A Jackson native, Walls said she got homesick last summer when working at WinShape summer camp in Georgia and was worried that might happen again. But she was surprised at how familiar England seemed. Although she didn’t know anyone, the rich history there was comforting, she said.
“It seems so familiar to me because a lot of the books I read as a kid were set in Oxford or were influenced by Oxford,” she said, noting The Chronicles of Narnia and The Lord of the Rings.
After her morning classes, Walls said she would visit museums or see Shakespeare plays. While everyone at Oxford was busy, things didn’t feel rushed, she said.
Classes that met in the afternoon would break for high tea. She said there was no such thing as tea to-go because taking a refreshing break during the day was a priority.
During weekly excursions, Walls visited the Royal Shakespeare Company, Bath, the Cotswolds and more. One weekend, she even ventured to Paris to visit Notre Dame.
Besides visiting sites she had read about in Jane Austen novels or perusing through letters from Albert Einstein in the Bodleian Library, Walls studied the history of Christianity and the church during her time in England. She visited churches that were still rooted in deep tradition, she said.

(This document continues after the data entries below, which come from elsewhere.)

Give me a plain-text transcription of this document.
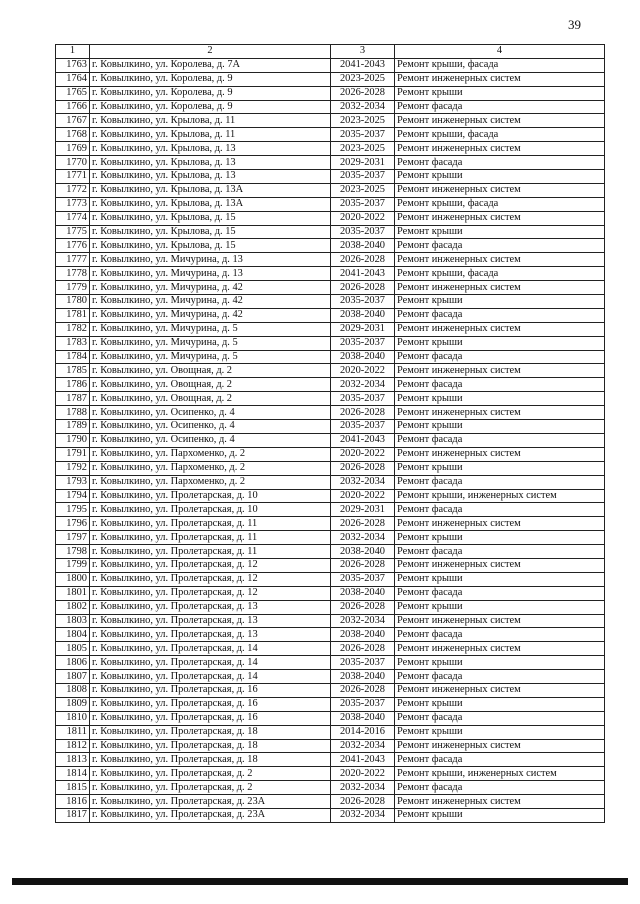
39
1	2	3	4
1763	г. Ковылкино, ул. Королева, д. 7А	2041-2043	Ремонт крыши, фасада
1764	г. Ковылкино, ул. Королева, д. 9	2023-2025	Ремонт инженерных систем
1765	г. Ковылкино, ул. Королева, д. 9	2026-2028	Ремонт крыши
1766	г. Ковылкино, ул. Королева, д. 9	2032-2034	Ремонт фасада
1767	г. Ковылкино, ул. Крылова, д. 11	2023-2025	Ремонт инженерных систем
1768	г. Ковылкино, ул. Крылова, д. 11	2035-2037	Ремонт крыши, фасада
1769	г. Ковылкино, ул. Крылова, д. 13	2023-2025	Ремонт инженерных систем
1770	г. Ковылкино, ул. Крылова, д. 13	2029-2031	Ремонт фасада
1771	г. Ковылкино, ул. Крылова, д. 13	2035-2037	Ремонт крыши
1772	г. Ковылкино, ул. Крылова, д. 13А	2023-2025	Ремонт инженерных систем
1773	г. Ковылкино, ул. Крылова, д. 13А	2035-2037	Ремонт крыши, фасада
1774	г. Ковылкино, ул. Крылова, д. 15	2020-2022	Ремонт инженерных систем
1775	г. Ковылкино, ул. Крылова, д. 15	2035-2037	Ремонт крыши
1776	г. Ковылкино, ул. Крылова, д. 15	2038-2040	Ремонт фасада
1777	г. Ковылкино, ул. Мичурина, д. 13	2026-2028	Ремонт инженерных систем
1778	г. Ковылкино, ул. Мичурина, д. 13	2041-2043	Ремонт крыши, фасада
1779	г. Ковылкино, ул. Мичурина, д. 42	2026-2028	Ремонт инженерных систем
1780	г. Ковылкино, ул. Мичурина, д. 42	2035-2037	Ремонт крыши
1781	г. Ковылкино, ул. Мичурина, д. 42	2038-2040	Ремонт фасада
1782	г. Ковылкино, ул. Мичурина, д. 5	2029-2031	Ремонт инженерных систем
1783	г. Ковылкино, ул. Мичурина, д. 5	2035-2037	Ремонт крыши
1784	г. Ковылкино, ул. Мичурина, д. 5	2038-2040	Ремонт фасада
1785	г. Ковылкино, ул. Овощная, д. 2	2020-2022	Ремонт инженерных систем
1786	г. Ковылкино, ул. Овощная, д. 2	2032-2034	Ремонт фасада
1787	г. Ковылкино, ул. Овощная, д. 2	2035-2037	Ремонт крыши
1788	г. Ковылкино, ул. Осипенко, д. 4	2026-2028	Ремонт инженерных систем
1789	г. Ковылкино, ул. Осипенко, д. 4	2035-2037	Ремонт крыши
1790	г. Ковылкино, ул. Осипенко, д. 4	2041-2043	Ремонт фасада
1791	г. Ковылкино, ул. Пархоменко, д. 2	2020-2022	Ремонт инженерных систем
1792	г. Ковылкино, ул. Пархоменко, д. 2	2026-2028	Ремонт крыши
1793	г. Ковылкино, ул. Пархоменко, д. 2	2032-2034	Ремонт фасада
1794	г. Ковылкино, ул. Пролетарская, д. 10	2020-2022	Ремонт крыши, инженерных систем
1795	г. Ковылкино, ул. Пролетарская, д. 10	2029-2031	Ремонт фасада
1796	г. Ковылкино, ул. Пролетарская, д. 11	2026-2028	Ремонт инженерных систем
1797	г. Ковылкино, ул. Пролетарская, д. 11	2032-2034	Ремонт крыши
1798	г. Ковылкино, ул. Пролетарская, д. 11	2038-2040	Ремонт фасада
1799	г. Ковылкино, ул. Пролетарская, д. 12	2026-2028	Ремонт инженерных систем
1800	г. Ковылкино, ул. Пролетарская, д. 12	2035-2037	Ремонт крыши
1801	г. Ковылкино, ул. Пролетарская, д. 12	2038-2040	Ремонт фасада
1802	г. Ковылкино, ул. Пролетарская, д. 13	2026-2028	Ремонт крыши
1803	г. Ковылкино, ул. Пролетарская, д. 13	2032-2034	Ремонт инженерных систем
1804	г. Ковылкино, ул. Пролетарская, д. 13	2038-2040	Ремонт фасада
1805	г. Ковылкино, ул. Пролетарская, д. 14	2026-2028	Ремонт инженерных систем
1806	г. Ковылкино, ул. Пролетарская, д. 14	2035-2037	Ремонт крыши
1807	г. Ковылкино, ул. Пролетарская, д. 14	2038-2040	Ремонт фасада
1808	г. Ковылкино, ул. Пролетарская, д. 16	2026-2028	Ремонт инженерных систем
1809	г. Ковылкино, ул. Пролетарская, д. 16	2035-2037	Ремонт крыши
1810	г. Ковылкино, ул. Пролетарская, д. 16	2038-2040	Ремонт фасада
1811	г. Ковылкино, ул. Пролетарская, д. 18	2014-2016	Ремонт крыши
1812	г. Ковылкино, ул. Пролетарская, д. 18	2032-2034	Ремонт инженерных систем
1813	г. Ковылкино, ул. Пролетарская, д. 18	2041-2043	Ремонт фасада
1814	г. Ковылкино, ул. Пролетарская, д. 2	2020-2022	Ремонт крыши, инженерных систем
1815	г. Ковылкино, ул. Пролетарская, д. 2	2032-2034	Ремонт фасада
1816	г. Ковылкино, ул. Пролетарская, д. 23А	2026-2028	Ремонт инженерных систем
1817	г. Ковылкино, ул. Пролетарская, д. 23А	2032-2034	Ремонт крыши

“One of the most beautiful things I heard while I was there was ‘welcome to church,’” she said. “That phrase struck me one day as I walked into church, and it was just an amazing reminder that God’s church is global.”
Walls said before her departure, people told her the church was dead in England and cathedrals were just for tourists. But when she got there, she said she was reminded that even though she was far from home, she had a family in the church.
Learning about herself, the world and God was an experience unlike any other, Walls said. She recommends students take advantage of study abroad programs during college.
“If people have the opportunity to study abroad, they should take it,” Walls said. “It’s expensive, but it’s most definitely worth it. I’m just so glad that I chose to go because it’s an experience I wouldn’t have gotten otherwise.”